There is no “ideology” exactly like no “woke mind virus” exists.

All of the hysteria surrounding the term “woke” amounts to nothing more than the whining of children who don’t want to be held accountable for their abusive behaviours.

An ideology is, by definition, a collection of beliefs organized under a dogmatic banner, but to be woke isn’t a belief unto itself.
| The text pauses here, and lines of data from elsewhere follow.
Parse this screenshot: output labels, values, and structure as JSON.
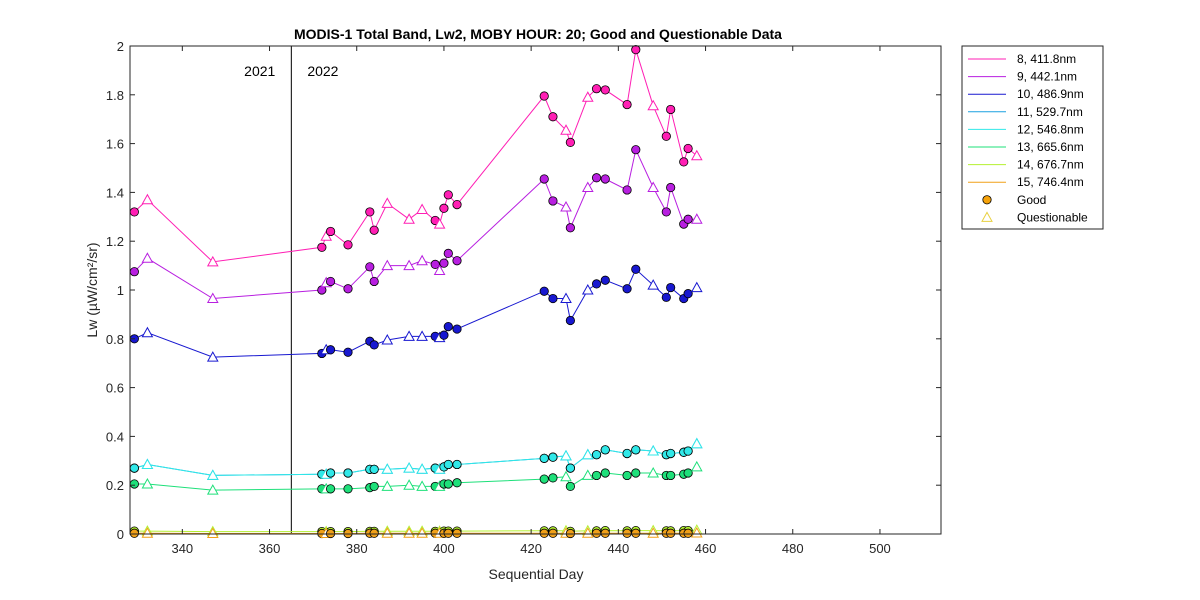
{
  "chart_data": {
    "type": "line",
    "title": "MODIS-1 Total Band,  Lw2, MOBY HOUR: 20;  Good and Questionable Data",
    "xlabel": "Sequential Day",
    "ylabel": "Lw (µW/cm²/sr)",
    "xlim": [
      328,
      514
    ],
    "ylim": [
      0,
      2
    ],
    "xticks": [
      340,
      360,
      380,
      400,
      420,
      440,
      460,
      480,
      500
    ],
    "xtick_labels": [
      "340",
      "360",
      "380",
      "400",
      "420",
      "440",
      "460",
      "480",
      "500"
    ],
    "yticks": [
      0,
      0.2,
      0.4,
      0.6,
      0.8,
      1,
      1.2,
      1.4,
      1.6,
      1.8,
      2
    ],
    "ytick_labels": [
      "0",
      "0.2",
      "0.4",
      "0.6",
      "0.8",
      "1",
      "1.2",
      "1.4",
      "1.6",
      "1.8",
      "2"
    ],
    "grid": false,
    "legend_position": "outside-top-right",
    "year_divider": {
      "x": 365,
      "left_label": "2021",
      "right_label": "2022"
    },
    "x": [
      329,
      332,
      347,
      372,
      373,
      374,
      378,
      383,
      384,
      387,
      392,
      395,
      398,
      399,
      400,
      401,
      403,
      423,
      425,
      428,
      429,
      433,
      435,
      437,
      442,
      444,
      448,
      451,
      452,
      455,
      456,
      458
    ],
    "quality": [
      "G",
      "Q",
      "Q",
      "G",
      "Q",
      "G",
      "G",
      "G",
      "G",
      "Q",
      "Q",
      "Q",
      "G",
      "Q",
      "G",
      "G",
      "G",
      "G",
      "G",
      "Q",
      "G",
      "Q",
      "G",
      "G",
      "G",
      "G",
      "Q",
      "G",
      "G",
      "G",
      "G",
      "Q"
    ],
    "series": [
      {
        "name": "8, 411.8nm",
        "color": "#ff1fb4",
        "values": [
          1.32,
          1.37,
          1.115,
          1.175,
          1.22,
          1.24,
          1.185,
          1.32,
          1.245,
          1.355,
          1.29,
          1.33,
          1.285,
          1.27,
          1.335,
          1.39,
          1.35,
          1.795,
          1.71,
          1.655,
          1.605,
          1.79,
          1.825,
          1.82,
          1.76,
          1.985,
          1.755,
          1.63,
          1.74,
          1.525,
          1.58,
          1.55
        ]
      },
      {
        "name": "9, 442.1nm",
        "color": "#b81fe0",
        "values": [
          1.075,
          1.13,
          0.965,
          1.0,
          1.03,
          1.035,
          1.005,
          1.095,
          1.035,
          1.1,
          1.1,
          1.12,
          1.105,
          1.08,
          1.11,
          1.15,
          1.12,
          1.455,
          1.365,
          1.34,
          1.255,
          1.42,
          1.46,
          1.455,
          1.41,
          1.575,
          1.42,
          1.32,
          1.42,
          1.27,
          1.29,
          1.29
        ]
      },
      {
        "name": "10, 486.9nm",
        "color": "#1818d0",
        "values": [
          0.8,
          0.825,
          0.725,
          0.74,
          0.755,
          0.755,
          0.745,
          0.79,
          0.775,
          0.795,
          0.81,
          0.81,
          0.81,
          0.805,
          0.815,
          0.85,
          0.84,
          0.995,
          0.965,
          0.965,
          0.875,
          1.0,
          1.025,
          1.04,
          1.005,
          1.085,
          1.02,
          0.97,
          1.01,
          0.965,
          0.985,
          1.01
        ]
      },
      {
        "name": "11, 529.7nm",
        "color": "#1aa0e0",
        "values": [
          0.27,
          0.285,
          0.24,
          0.245,
          0.245,
          0.25,
          0.25,
          0.265,
          0.265,
          0.265,
          0.27,
          0.265,
          0.27,
          0.265,
          0.275,
          0.285,
          0.285,
          0.31,
          0.315,
          0.32,
          0.27,
          0.325,
          0.325,
          0.345,
          0.33,
          0.345,
          0.34,
          0.325,
          0.33,
          0.335,
          0.34,
          0.37
        ]
      },
      {
        "name": "12, 546.8nm",
        "color": "#30e8e8",
        "values": [
          0.27,
          0.285,
          0.24,
          0.245,
          0.245,
          0.25,
          0.25,
          0.265,
          0.265,
          0.265,
          0.27,
          0.265,
          0.27,
          0.265,
          0.275,
          0.285,
          0.285,
          0.31,
          0.315,
          0.32,
          0.27,
          0.325,
          0.325,
          0.345,
          0.33,
          0.345,
          0.34,
          0.325,
          0.33,
          0.335,
          0.34,
          0.37
        ]
      },
      {
        "name": "13, 665.6nm",
        "color": "#1ee07a",
        "values": [
          0.205,
          0.205,
          0.18,
          0.185,
          0.185,
          0.185,
          0.185,
          0.19,
          0.195,
          0.195,
          0.2,
          0.195,
          0.195,
          0.195,
          0.205,
          0.205,
          0.21,
          0.225,
          0.23,
          0.235,
          0.195,
          0.24,
          0.24,
          0.25,
          0.24,
          0.25,
          0.25,
          0.24,
          0.24,
          0.245,
          0.25,
          0.275
        ]
      },
      {
        "name": "14, 676.7nm",
        "color": "#b4f030",
        "values": [
          0.012,
          0.012,
          0.01,
          0.01,
          0.01,
          0.01,
          0.01,
          0.011,
          0.011,
          0.011,
          0.011,
          0.011,
          0.011,
          0.011,
          0.012,
          0.012,
          0.012,
          0.013,
          0.013,
          0.013,
          0.011,
          0.013,
          0.013,
          0.014,
          0.013,
          0.014,
          0.014,
          0.013,
          0.013,
          0.014,
          0.014,
          0.016
        ]
      },
      {
        "name": "15, 746.4nm",
        "color": "#f0a018",
        "values": [
          0.003,
          0.003,
          0.002,
          0.002,
          0.002,
          0.002,
          0.002,
          0.003,
          0.003,
          0.003,
          0.003,
          0.003,
          0.003,
          0.003,
          0.003,
          0.003,
          0.003,
          0.003,
          0.003,
          0.003,
          0.002,
          0.003,
          0.003,
          0.003,
          0.003,
          0.003,
          0.003,
          0.003,
          0.003,
          0.003,
          0.003,
          0.004
        ]
      }
    ],
    "marker_legend": [
      {
        "name": "Good",
        "marker": "circle",
        "color": "#f5a20a"
      },
      {
        "name": "Questionable",
        "marker": "triangle",
        "color": "#e8d040"
      }
    ]
  }
}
It’s an attitude favouring the support of justice in society and equal access to it for all people — not just the privileged few.
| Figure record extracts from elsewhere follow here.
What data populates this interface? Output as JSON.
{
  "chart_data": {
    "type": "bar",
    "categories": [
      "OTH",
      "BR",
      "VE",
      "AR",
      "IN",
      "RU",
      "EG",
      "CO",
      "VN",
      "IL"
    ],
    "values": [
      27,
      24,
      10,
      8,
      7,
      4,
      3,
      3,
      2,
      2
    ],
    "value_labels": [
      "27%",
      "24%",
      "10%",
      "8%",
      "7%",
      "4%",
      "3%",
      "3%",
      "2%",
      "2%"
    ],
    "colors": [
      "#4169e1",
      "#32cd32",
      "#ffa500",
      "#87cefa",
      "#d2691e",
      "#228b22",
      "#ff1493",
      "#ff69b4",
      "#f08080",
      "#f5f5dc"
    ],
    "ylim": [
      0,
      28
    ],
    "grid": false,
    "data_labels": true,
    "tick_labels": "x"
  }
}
“Woke” itself leads to nothing because it’s not an ideology people rally around in protest of making the world “woke.” There is no singular image of “woke.” There are no collections of rules defining “woke.” There is no institution, group or body of people who represent “woke” as any organized movement for change in society.

“Woke” means simply that a person has realized a corrupt status quo is not sustainable.

“Woke” simply means a person understands and accepts how wrong it is for police to barge into a private residence and shoot people to death while they’re sleeping.

A person who is described as “woke” is just someone who is not only capable of empathy and compassion but is also not intimidated into keeping silent when injustices occur.

That’s what pisses off the people who whine about “woke” as an ideology and invent childish slurs like “woke mind virus” to serve as a boogeyman to fear and attack it out of an illusory need to protect oneself from an imaginary threat.

Some people don’t want social justice.

Some people want to hate.

It’s an addiction for those people, and the media feeds it with a steady diet of conflict porn.

Conservative politicians build their careers around hating groups of easily victimized people.

History is filled with the graves of millions sacrificed on the altar of hatred.

To be “woke” is to know this and be horrified by what humanity has done.

To be “woke” is to want better for themselves, their families, friends, and their communities.

To be “woke” is to want a better future for one’s children and all of us as humans striving to reach our potential as a species.

Some, however, are just mentally ill. Unfortunately, that group comprising “some” amounts to one in five people in our dysfunctional society.

In a city of one million residents, that means 200,000 people are suffering from visible mental health issues.

In a nation of 350 million citizens, that means 70 million citizens are in desperate need of professional mental health services.

The COVID-19 pandemic shut down the entire world for fewer infectees than that, and we live with it every day in society instead by pretending it doesn’t exist or that it’s just normal — like almost daily mass shootings that extinguish the lives of thousands of children every year.

Gun Deaths Among Children — Pew Research Centre

Gun deaths among U.S. children and teens rose 50% in two years

How do the mentally ill who want this nightmare to continue deal with these horrifying facts?

They invent disparagements like a “woke ideology” or a “woke mind virus” because fixing these problems means they will no longer be able to enjoy watching people suffer. They will no longer be able to feel better about themselves if they can’t see other people suffering more than they do.

They can’t stand the idea that they have to work on themselves because they can’t accept how utterly broken they are as human beings. Some no longer even qualify for that distinction.